The Co-Kriging model is implemented in CoKriging class. The following example is given to illustrate the usage of the how to train and predict with Co-Kriging model:

# Import required libraries
import matplotlib.pyplot as plt
import numpy as np

# Import necessary modules
from mfpml.design_of_experiment.mf_samplers import MFSobolSequence
from mfpml.models.co_kriging import CoKriging
from mfpml.problems.mf_functions import Forrester_1b

# Step 1: Define the Multi-Fidelity Function
func = Forrester_1b()

# Step 2: Generate Samples at Two Fidelity Levels
sampler = MFSobolSequence(design_space=func._input_domain, num_fidelity=2)
sample_x = sampler.get_samples(num_samples=[10, 100], seed=2)
sample_y = func(sample_x)

# Add noise to the samples
np.random.seed(2)
sample_y[0] += np.random.normal(0, 0.3, sample_y[0].shape)  # Low-fidelity noise
sample_y[1] += np.random.normal(0, 0.3, sample_y[1].shape)  # High-fidelity noise

# Step 3: Generate Test Data
test_x = np.linspace(0, 1, 1000).reshape(-1, 1)
test_hf_y = func.hf(test_x)  # High-fidelity ground truth
test_lf_y = func.lf(test_x)  # Low-fidelity ground truth

# Step 4: Train the Co-Kriging Model
coK = CoKriging(design_space=func._input_domain, optimizer_restart=10, noise_prior=None)
coK.train(sample_x, sample_y)

# Step 5: Predictions
cok_predictions, cok_std = coK.predict(test_x, return_std=True)

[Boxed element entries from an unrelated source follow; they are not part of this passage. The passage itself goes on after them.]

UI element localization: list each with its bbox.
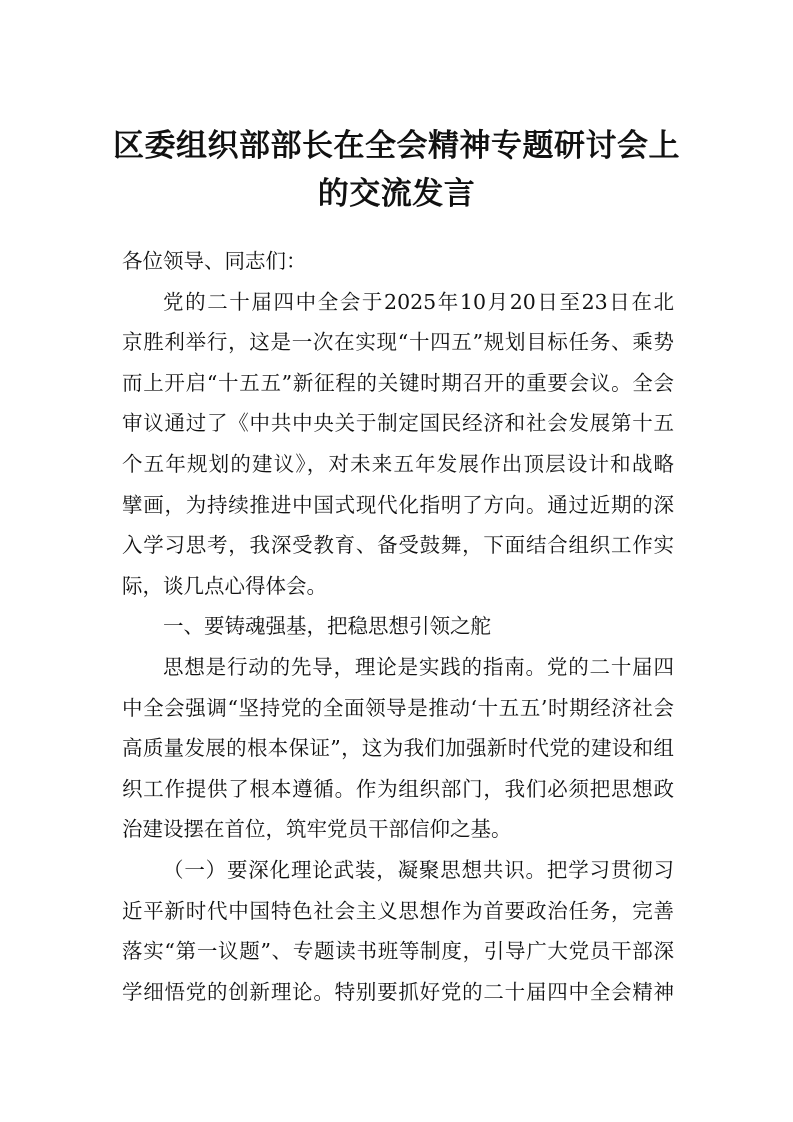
paragraph-line: 近平新时代中国特色社会主义思想作为首要政治任务，完善 [122, 898, 674, 923]
paragraph-line: 治建设摆在首位，筑牢党员干部信仰之基。 [122, 817, 512, 842]
paragraph-line: （一）要深化理论武装，凝聚思想共识。把学习贯彻习 [163, 857, 674, 882]
paragraph-line: 党的二十届四中全会于2025年10月20日至23日在北 [163, 289, 674, 314]
salutation: 各位领导、同志们： [122, 249, 307, 273]
section-heading: 一、要铸魂强基，把稳思想引领之舵 [163, 614, 491, 639]
paragraph-line: 审议通过了《中共中央关于制定国民经济和社会发展第十五 [122, 411, 674, 436]
paragraph-line: 入学习思考，我深受教育、备受鼓舞，下面结合组织工作实 [122, 533, 674, 558]
paragraph-line: 高质量发展的根本保证”，这为我们加强新时代党的建设和组 [122, 736, 674, 761]
paragraph-line: 学细悟党的创新理论。特别要抓好党的二十届四中全会精神 [122, 979, 674, 1004]
paragraph-line: 个五年规划的建议》，对未来五年发展作出顶层设计和战略 [122, 451, 674, 476]
document-title-line-2: 的交流发言 [317, 176, 476, 212]
paragraph-line: 际，谈几点心得体会。 [122, 573, 327, 598]
paragraph-line: 落实“第一议题”、专题读书班等制度，引导广大党员干部深 [122, 939, 674, 964]
paragraph-line: 织工作提供了根本遵循。作为组织部门，我们必须把思想政 [122, 776, 674, 801]
document-body [122, 241, 674, 1012]
paragraph-line: 而上开启“十五五”新征程的关键时期召开的重要会议。全会 [122, 370, 674, 395]
document-title-line-1: 区委组织部部长在全会精神专题研讨会上 [113, 128, 680, 164]
paragraph-line: 京胜利举行，这是一次在实现“十四五”规划目标任务、乘势 [122, 330, 674, 355]
paragraph-line: 思想是行动的先导，理论是实践的指南。党的二十届四 [163, 654, 674, 679]
paragraph-line: 擘画，为持续推进中国式现代化指明了方向。通过近期的深 [122, 492, 674, 517]
paragraph-line: 中全会强调“坚持党的全面领导是推动‘十五五’时期经济社会 [122, 695, 674, 720]
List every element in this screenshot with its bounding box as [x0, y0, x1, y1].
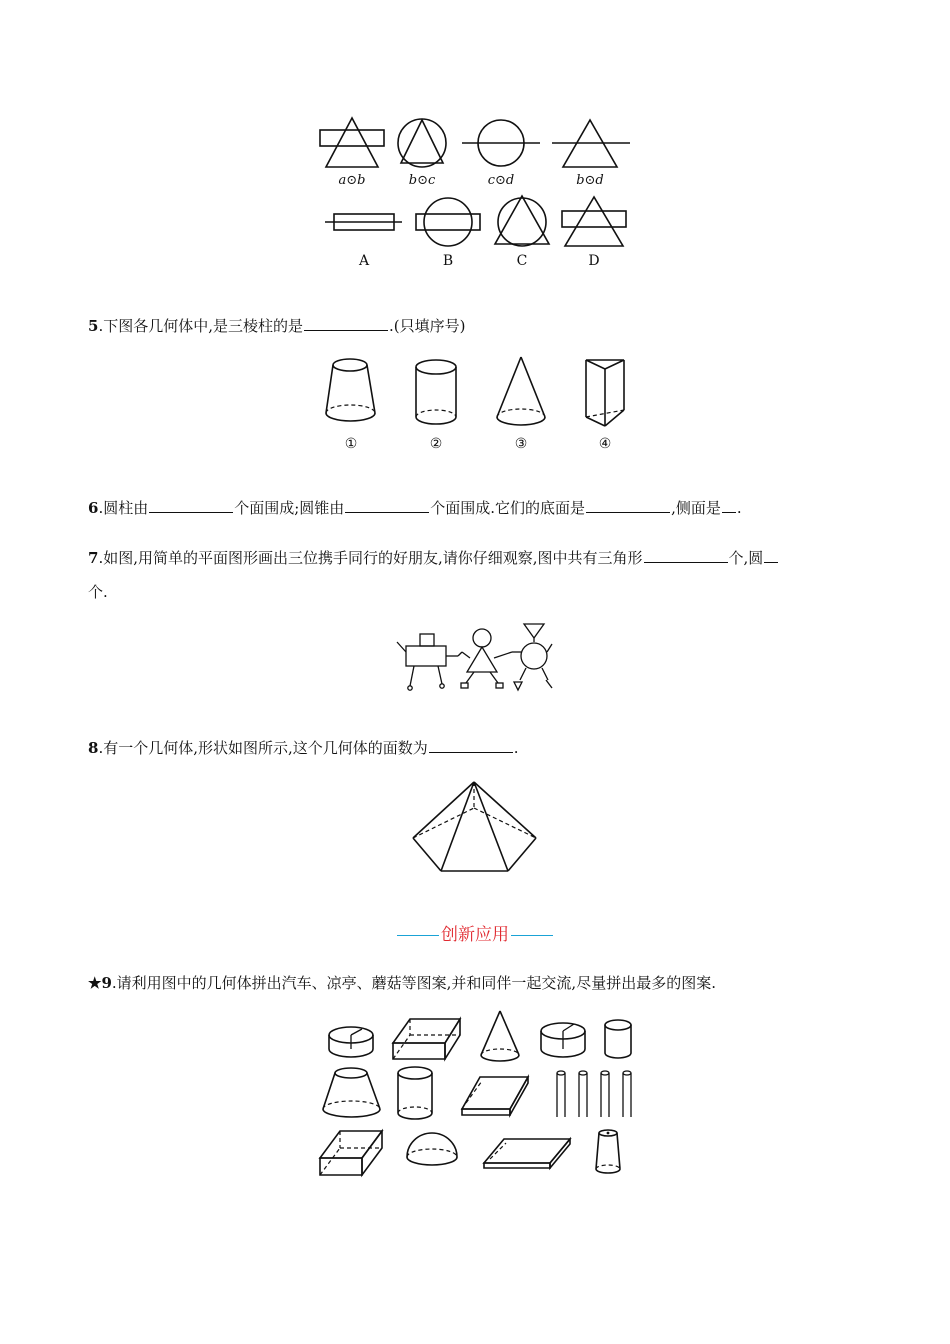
question-7-continued: 个. [88, 583, 108, 601]
triangular-prism-solid [586, 360, 624, 426]
thin-slab-solid [484, 1139, 570, 1168]
question-8-text: .有一个几何体,形状如图所示,这个几何体的面数为 [98, 739, 428, 757]
frustum-solid [326, 359, 375, 421]
solid-label-3: ③ [514, 436, 528, 452]
triangle-friend [461, 629, 512, 688]
question-5-text: .下图各几何体中,是三棱柱的是 [98, 317, 303, 335]
section-heading [0, 920, 950, 945]
question-8 [88, 736, 519, 760]
pentagonal-pyramid-solid [413, 782, 536, 871]
solid-label-4: ④ [598, 436, 612, 452]
question-9-text: .请利用图中的几何体拼出汽车、凉亭、蘑菇等图案,并和同伴一起交流,尽量拼出最多的图案. [111, 974, 716, 992]
caption-b-odot-c: b⊙c [408, 173, 436, 188]
answer-blank[interactable] [429, 738, 513, 753]
short-cylinder-solid [541, 1023, 585, 1057]
question-8-text: . [513, 739, 519, 757]
heading-rule-left [397, 935, 439, 936]
answer-blank[interactable] [644, 548, 728, 563]
option-d-label: D [588, 253, 600, 269]
cylinder-solid [416, 360, 456, 424]
option-d-figure [562, 197, 626, 246]
option-b-figure [416, 198, 480, 246]
solid-label-2: ② [429, 436, 443, 452]
cylinder-solid [398, 1067, 432, 1119]
pyramid-figure [0, 770, 950, 880]
question-5-number: 5 [88, 317, 99, 335]
figure-b-odot-d [552, 120, 630, 167]
cone-solid [497, 357, 545, 425]
option-c-label: C [516, 253, 528, 269]
question-7-text: .如图,用简单的平面图形画出三位携手同行的好朋友,请你仔细观察,图中共有三角形 [98, 549, 643, 567]
figure-c-odot-d [462, 120, 540, 166]
question-7-number: 7 [88, 549, 99, 567]
answer-blank[interactable] [722, 498, 736, 513]
operation-diagram [0, 0, 950, 290]
answer-blank[interactable] [586, 498, 670, 513]
question-5-note: .(只填序号) [388, 317, 466, 335]
thin-rods [557, 1071, 631, 1117]
solids-figure [0, 355, 950, 455]
cone-solid [481, 1011, 519, 1061]
cuboid-solid [393, 1019, 460, 1059]
figure-b-odot-c [398, 119, 446, 167]
question-6-text: 个面围成.它们的底面是 [430, 499, 586, 517]
option-c-figure [495, 196, 549, 246]
question-7-text: 个,圆 [728, 549, 764, 567]
question-6-number: 6 [88, 499, 99, 517]
solid-label-1: ① [344, 436, 358, 452]
frustum-solid [323, 1068, 380, 1117]
question-6-text: 个面围成;圆锥由 [234, 499, 345, 517]
question-8-number: 8 [88, 739, 99, 757]
cylinder-solid [605, 1020, 631, 1058]
star-icon: ★ [88, 974, 102, 992]
box-solid [320, 1131, 382, 1175]
question-7 [88, 546, 779, 570]
question-6-text: .圆柱由 [98, 499, 149, 517]
question-9 [88, 971, 716, 995]
answer-blank[interactable] [764, 548, 778, 563]
caption-a-odot-b: a⊙b [338, 173, 366, 188]
small-frustum-solid [596, 1130, 620, 1173]
flat-board-solid [462, 1077, 528, 1115]
answer-blank[interactable] [149, 498, 233, 513]
short-cylinder-solid [329, 1027, 373, 1057]
answer-blank[interactable] [345, 498, 429, 513]
three-friends-figure [0, 620, 950, 710]
caption-c-odot-d: c⊙d [487, 173, 515, 188]
heading-rule-right [511, 935, 553, 936]
solids-collection-figure [0, 1005, 950, 1185]
question-6-text: ,侧面是 [671, 499, 721, 517]
question-6 [88, 496, 742, 520]
hemisphere-solid [407, 1133, 457, 1165]
option-b-label: B [442, 253, 454, 269]
figure-a-odot-b [320, 118, 384, 167]
answer-blank[interactable] [304, 316, 388, 331]
circle-friend [512, 624, 552, 690]
section-title: 创新应用 [441, 925, 509, 945]
caption-b-odot-d: b⊙d [576, 173, 604, 188]
option-a-figure [325, 214, 402, 230]
question-9-number: 9 [101, 974, 112, 992]
question-6-text: . [736, 499, 742, 517]
rectangle-friend [397, 634, 462, 690]
option-a-label: A [358, 253, 370, 269]
question-5 [88, 314, 465, 338]
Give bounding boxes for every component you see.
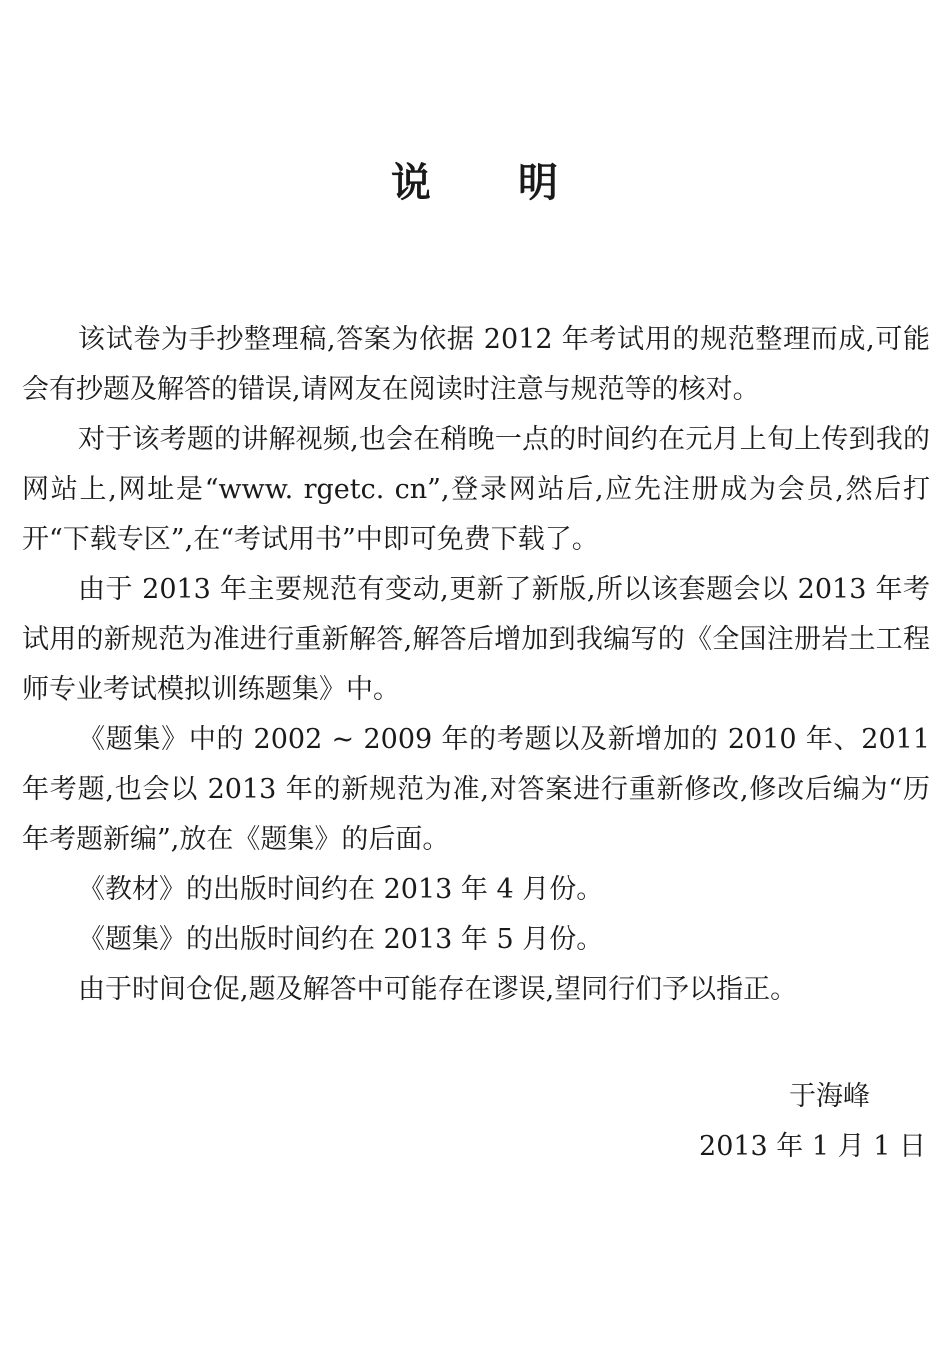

# Step 6: Plot the Results
fig, ax = plt.subplots(figsize=(6, 4))
ax.plot(test_x, test_hf_y, "r--", label="True High-Fidelity")
ax.plot(test_x, test_lf_y, "g--", label="True Low-Fidelity")
ax.plot(test_x, cok_predictions, "b-", label="Co-Kriging Predictions")
ax.fill_between(
    test_x[:, 0],
    cok_predictions[:, 0] - 1.96 * cok_std[:, 0],
    cok_predictions[:, 0] + 1.96 * cok_std[:, 0],
    alpha=0.4,
    color="b",
    label="95% Confidence Interval",
)
ax.scatter(sample_x[0], sample_y[0], color="green", label="Low-Fidelity Samples")
ax.scatter(sample_x[1], sample_y[1], color="red", label="High-Fidelity Samples")
ax.legend(loc="best")
ax.grid("--")
plt.xlabel("x")
plt.ylabel("y")
plt.title("Multi-Fidelity Co-Kriging Regression")
plt.show()

# Step 7: Print Training Information
print(f"Low-Fidelity Training Time: {coK.lf_training_time:.4f} seconds")
print(f"High-Fidelity Training Time: {coK.hf_training_time:.4f} seconds")

Implemented multi-fidelity surrogates

Multifidelity surrogate	API of sampling methods
Co-Kriging	CoKriging
Hierarchical Kriging	HierarchicalKriging
Scaled Kriging	ScaledKriging

References

[1] (1,2)

Marc C Kennedy and Anthony O’Hagan. “Predicting the output from a complex computer code when fast approximations are available”. In: Biometrika 87.1 (2000), pp. 1~13.

[2]

Chanyoung Park, Raphael T. Haftka, and Nam H. Kim. “Low-fidelity scale factor improves Bayesian multi-fidelity prediction by reducing bumpi- ness of discrepancy function”. In: Structural and Multidisciplinary Op- timization 58.2 (2018), pp. 399~414.

[3]

Han, Zhong-Hua, and Stefan Görtz. “Hierarchical kriging model for variable-fidelity surrogate modeling.” AIAA journal 50, no. 9 (2012): 1885-1896.

[4]

Forrester, Alexander, Andras Sobester, and Andy Keane. Engineering design via surrogate modelling: a practical guide. John Wiley & Sons, 2008.